Cette réforme vise à renforcer la contribution de l'Ordre à la mise en œuvre des grands chantiers de modernisation du système national de santé et de la protection sociale.

Le texte élargit notamment les missions de l'institution en matière d'avis sur les projets de lois et de règlements relatifs à l'exercice de la médecine. Il consolide également son rôle dans l'élaboration et l'encadrement des programmes de formation continue des médecins.

Le projet entend par ailleurs renforcer les principes de transparence, de clarté et de bonne gouvernance dans les relations entre les différentes instances de l'Ordre et leurs membres.

Une nouvelle école pour accompagner Génération Green

Parmi les textes adoptés figure également le projet de loi n° 040.26 portant création de l'École pluridisciplinaire des sciences agronomiques et biologiques à Agadir.

Cette nouvelle institution s'inscrit dans les objectifs de la stratégie « Génération Green 2020-2030 », qui fait du développement du capital humain un levier essentiel de la transformation du secteur agricole.

L'établissement viendra compléter le dispositif national de formation supérieure aux côtés de l'École nationale d'agriculture de Meknès, de l'Institut agronomique et vétérinaire Hassan II et de l'École nationale forestière d'ingénieurs.

L'objectif est de former des cadres hautement qualifiés capables d'accompagner les mutations de l'agriculture marocaine et de répondre aux défis liés au développement durable, à l'innovation et à la préservation des ressources naturelles.

En revanche, l'examen du projet de loi n° 58.24 modifiant l'organisation de la profession de notaire a été reporté à une réunion ultérieure.

Des nominations à de hautes responsabilités

Conformément à l'article 92 de la Constitution, le Conseil de gouvernement a également approuvé plusieurs propositions de nomination à de hautes fonctions.

Au ministère de l'Industrie et du Commerce, Malak Fadel a été nommée directrice des industries du textile et du cuir.

Au ministère de la Jeunesse, de la Culture et de la Communication, Mohamed Benyaacoub devient secrétaire général du département de la Culture.

Par ailleurs, Bouchra Moumen a été nommée directrice de l'amélioration du climat des affaires au sein du ministère délégué auprès du Chef du gouvernement chargé de l'Investissement, de la Convergence et de l'Évaluation des politiques publiques.

Une convention fiscale avec l'Égypte

Le Conseil a enfin pris connaissance d'une convention conclue entre le Maroc et l'Égypte visant à éviter la double imposition et à prévenir l'évasion fiscale en matière d'impôts sur le revenu.

Signé le 6 avril 2026 au Caire, cet accord est accompagné du projet de loi n° 038.26 portant son approbation.
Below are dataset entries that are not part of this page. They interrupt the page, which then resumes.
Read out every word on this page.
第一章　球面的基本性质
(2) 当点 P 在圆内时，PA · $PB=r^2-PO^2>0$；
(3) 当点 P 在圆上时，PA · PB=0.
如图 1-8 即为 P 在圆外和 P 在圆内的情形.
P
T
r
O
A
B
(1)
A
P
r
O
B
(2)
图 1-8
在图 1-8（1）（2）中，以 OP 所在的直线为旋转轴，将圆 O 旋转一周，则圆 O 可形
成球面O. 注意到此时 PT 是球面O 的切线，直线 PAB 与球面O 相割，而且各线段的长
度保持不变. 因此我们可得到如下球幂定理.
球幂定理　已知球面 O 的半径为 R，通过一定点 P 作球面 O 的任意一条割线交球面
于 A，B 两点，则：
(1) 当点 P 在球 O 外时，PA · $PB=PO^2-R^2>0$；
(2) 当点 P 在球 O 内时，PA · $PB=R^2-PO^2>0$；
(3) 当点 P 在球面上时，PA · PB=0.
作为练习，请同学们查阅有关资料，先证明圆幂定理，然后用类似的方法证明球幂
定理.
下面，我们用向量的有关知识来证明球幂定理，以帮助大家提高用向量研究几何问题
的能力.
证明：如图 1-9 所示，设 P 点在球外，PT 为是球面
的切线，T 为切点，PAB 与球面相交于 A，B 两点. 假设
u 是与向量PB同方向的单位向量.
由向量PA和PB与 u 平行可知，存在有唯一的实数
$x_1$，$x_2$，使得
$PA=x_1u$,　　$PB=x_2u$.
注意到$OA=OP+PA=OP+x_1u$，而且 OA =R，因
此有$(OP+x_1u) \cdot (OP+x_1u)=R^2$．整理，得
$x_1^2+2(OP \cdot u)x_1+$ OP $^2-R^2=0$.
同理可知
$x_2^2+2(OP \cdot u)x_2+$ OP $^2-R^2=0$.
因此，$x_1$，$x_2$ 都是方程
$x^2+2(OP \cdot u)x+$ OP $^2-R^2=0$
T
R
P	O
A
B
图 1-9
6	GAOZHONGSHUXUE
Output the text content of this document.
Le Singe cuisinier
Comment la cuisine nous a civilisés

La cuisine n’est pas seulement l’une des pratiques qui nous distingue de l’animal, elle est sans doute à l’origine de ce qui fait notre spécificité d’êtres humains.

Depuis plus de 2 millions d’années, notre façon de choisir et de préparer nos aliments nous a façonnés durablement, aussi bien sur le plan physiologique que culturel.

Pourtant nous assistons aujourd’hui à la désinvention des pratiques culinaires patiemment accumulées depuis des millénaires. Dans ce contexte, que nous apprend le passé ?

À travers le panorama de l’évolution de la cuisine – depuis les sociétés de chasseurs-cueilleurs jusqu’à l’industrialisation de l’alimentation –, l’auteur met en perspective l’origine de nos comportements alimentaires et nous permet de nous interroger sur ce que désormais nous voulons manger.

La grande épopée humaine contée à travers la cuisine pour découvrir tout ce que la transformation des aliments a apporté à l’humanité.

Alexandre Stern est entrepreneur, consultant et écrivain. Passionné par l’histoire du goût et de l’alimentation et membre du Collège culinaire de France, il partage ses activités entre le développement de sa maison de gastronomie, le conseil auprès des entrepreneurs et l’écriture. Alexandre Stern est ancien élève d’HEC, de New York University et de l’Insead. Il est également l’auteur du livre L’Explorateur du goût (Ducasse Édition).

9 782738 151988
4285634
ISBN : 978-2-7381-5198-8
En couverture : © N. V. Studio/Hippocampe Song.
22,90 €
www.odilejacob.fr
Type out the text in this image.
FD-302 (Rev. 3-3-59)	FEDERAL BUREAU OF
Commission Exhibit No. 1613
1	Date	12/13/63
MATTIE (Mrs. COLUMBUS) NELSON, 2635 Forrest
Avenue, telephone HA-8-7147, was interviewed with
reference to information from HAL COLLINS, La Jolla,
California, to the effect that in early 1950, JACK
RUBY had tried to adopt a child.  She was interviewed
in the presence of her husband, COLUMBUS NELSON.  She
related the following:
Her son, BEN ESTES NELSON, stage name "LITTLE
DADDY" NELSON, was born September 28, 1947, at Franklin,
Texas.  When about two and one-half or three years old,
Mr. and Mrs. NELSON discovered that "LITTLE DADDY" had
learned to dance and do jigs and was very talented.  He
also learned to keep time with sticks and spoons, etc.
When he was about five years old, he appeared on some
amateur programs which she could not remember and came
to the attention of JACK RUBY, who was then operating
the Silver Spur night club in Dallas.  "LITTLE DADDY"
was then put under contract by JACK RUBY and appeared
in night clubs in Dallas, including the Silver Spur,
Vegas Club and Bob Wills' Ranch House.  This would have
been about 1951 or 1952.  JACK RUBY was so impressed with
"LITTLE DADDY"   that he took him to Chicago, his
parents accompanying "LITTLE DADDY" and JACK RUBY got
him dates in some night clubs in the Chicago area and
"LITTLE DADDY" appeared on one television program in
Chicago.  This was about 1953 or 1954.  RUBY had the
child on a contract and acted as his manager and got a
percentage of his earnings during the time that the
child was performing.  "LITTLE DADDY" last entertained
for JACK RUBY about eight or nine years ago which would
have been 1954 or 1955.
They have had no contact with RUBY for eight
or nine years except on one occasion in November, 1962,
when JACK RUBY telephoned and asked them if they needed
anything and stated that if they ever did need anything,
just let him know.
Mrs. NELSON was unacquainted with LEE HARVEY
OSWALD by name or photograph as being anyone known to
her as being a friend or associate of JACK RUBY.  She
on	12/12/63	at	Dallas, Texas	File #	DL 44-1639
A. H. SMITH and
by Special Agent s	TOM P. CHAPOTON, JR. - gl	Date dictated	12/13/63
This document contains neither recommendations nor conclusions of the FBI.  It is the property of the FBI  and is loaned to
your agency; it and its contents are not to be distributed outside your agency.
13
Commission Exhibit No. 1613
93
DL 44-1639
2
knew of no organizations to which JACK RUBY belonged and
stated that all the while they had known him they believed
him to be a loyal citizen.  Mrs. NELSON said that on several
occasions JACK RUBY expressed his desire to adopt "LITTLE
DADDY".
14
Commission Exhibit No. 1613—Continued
Présenté au Conseil au nom du ministre des Affaires étrangères, ce texte s'inscrit dans le renforcement du cadre juridique régissant les relations économiques et fiscales entre les deux pays.

Cette convention vise à sécuriser les investissements et les échanges en éliminant les risques de double imposition tout en renforçant la coopération entre les administrations fiscales marocaine et égyptienne dans la lutte contre les pratiques d'évasion fiscale.